ГРУ – это главное разведывательное управление армии, а не госбезопасности. В оправдание такого неожиданного сообщения скажу, что оно прозвучало после немалого количества выпитого: Алик, как всегда, был очень гостеприимен.
Но этот разговор мне припомнился, когда лет десять назад в Израиле разразился скандал: власти высылали из страны разоблачённого ими разведчика Константина Капитонова, который, находясь в Израиле (он жил там и трудился на какой-то совместной российско-израильской фирме), присылал оттуда свои корреспонденции газете «Труд» и сетевому «UТRО.RU». Израильская пресса сообщала, что Капитонова уже однажды высылали как разоблачённого разведчика из Египта, где он работал корреспондентом «Труда». Было это ещё до прихода к нам в газету.
Всё, конечно, возможно. Однако о Косте у меня сохранились тёплые воспоминания. Артистичный (он прекрасно играл на гитаре), весёлый выпивоха, человек широкой души, автор, кстати, очень дельных биографий политических ближневосточных деятелей. Смущала, конечно, его близость к Игорю Беляеву, человеку страшному, скандальному, недоброму, рьяному советскому общественному деятелю.
Но близость эта объяснялась покровительством: Беляев был в большом фаворе у властей и мог многое.
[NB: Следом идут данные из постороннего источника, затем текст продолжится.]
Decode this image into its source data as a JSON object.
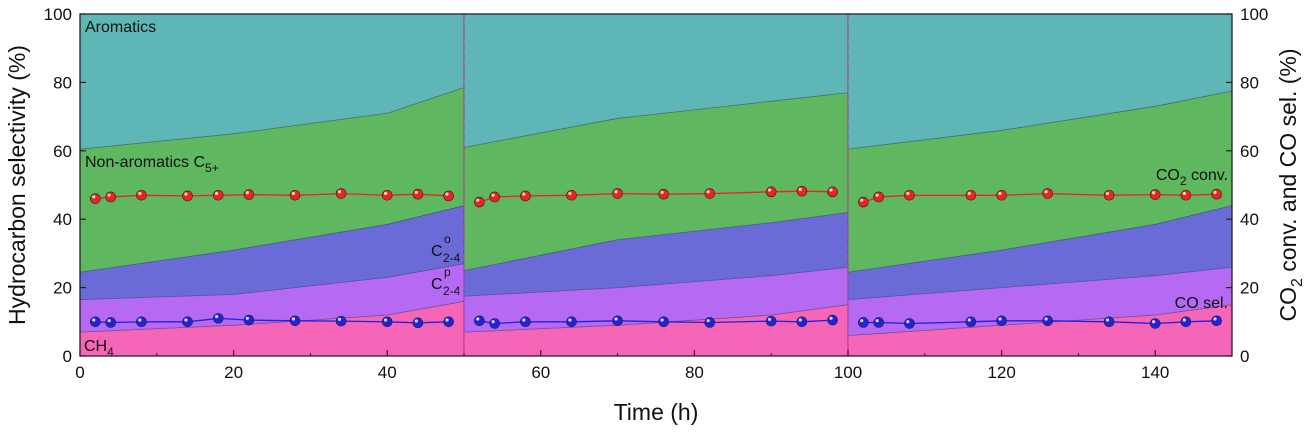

А Костя брезгливостью не отличался. Он был убеждённым гедонистом. Но вредным, вредящим тебе человеком, как тот же Беляев, как некоторые его коллеги, он не был.
Словом, всем этим разведчикам, всем этим международным шпионам не было до тебя никакого дела. Твоя жизнь кого-нибудь из них интересовала только в случае твоей с ним близости: выпивали, помогали (или ты ему помогал) делом ли, советом…
Совсем другой коленкор – сексоты, которых в пушкинское время называли «шпионами».
Шпионы, – писал Пушкин, – подобны букве ъ. Они нужны в некоторых только случаях, но и тут можно без них обойтиться, а они привыкли всюду соваться.
Мы-то помним, конечно, что такое был ер (ъ) при Пушкине. Он замыкал каждое слово, кончавшееся твёрдой согласной. «Обойтиться» без него оказалось действительно можно.
А вот без «шпионов»-сексотов «обойтиться» не удалось и самому Пушкину. Красавица Каролина Собаньская была причастна к тайному сыску и, кокетничая с поклонником-поэтом в Одессе (1823–1824 гг.), информировала о его поведении компетентные, как мы сейчас говорим, органы. Пушкин об этом так и не узнал, иначе, снова встретив её в начале 1830-го, не посвятил бы ей стихотворение «Что в имени тебе моём?». Да что Собаньская! Даже Сергей Львович Пушкин согласился «стучать» на сына, когда того выслали в Псковскую губернию!
Так и было сказано в рапорте псковского губернатора Б. А. Адеркаса прибалтийскому генерал-губернатору Ф. О. Паулуччи, что С. Л. Пушкину по соглашению с ним поручено «полное смотрение» за сыном.
А «полное смотрение» с тогдашнего языка на сегодняшний и переводится как сексотство: для дела отцу предложили распечатывать переписку сына и сообщать, куда надо и кому надо, обо всех неблаговидных пушкинских поступках. Успел ли отец донести о преподавании Пушкиным «безбожия» младшему брату, в чём, крупно поссорившись с сыном, обвинял опального поэта Сергей Львович?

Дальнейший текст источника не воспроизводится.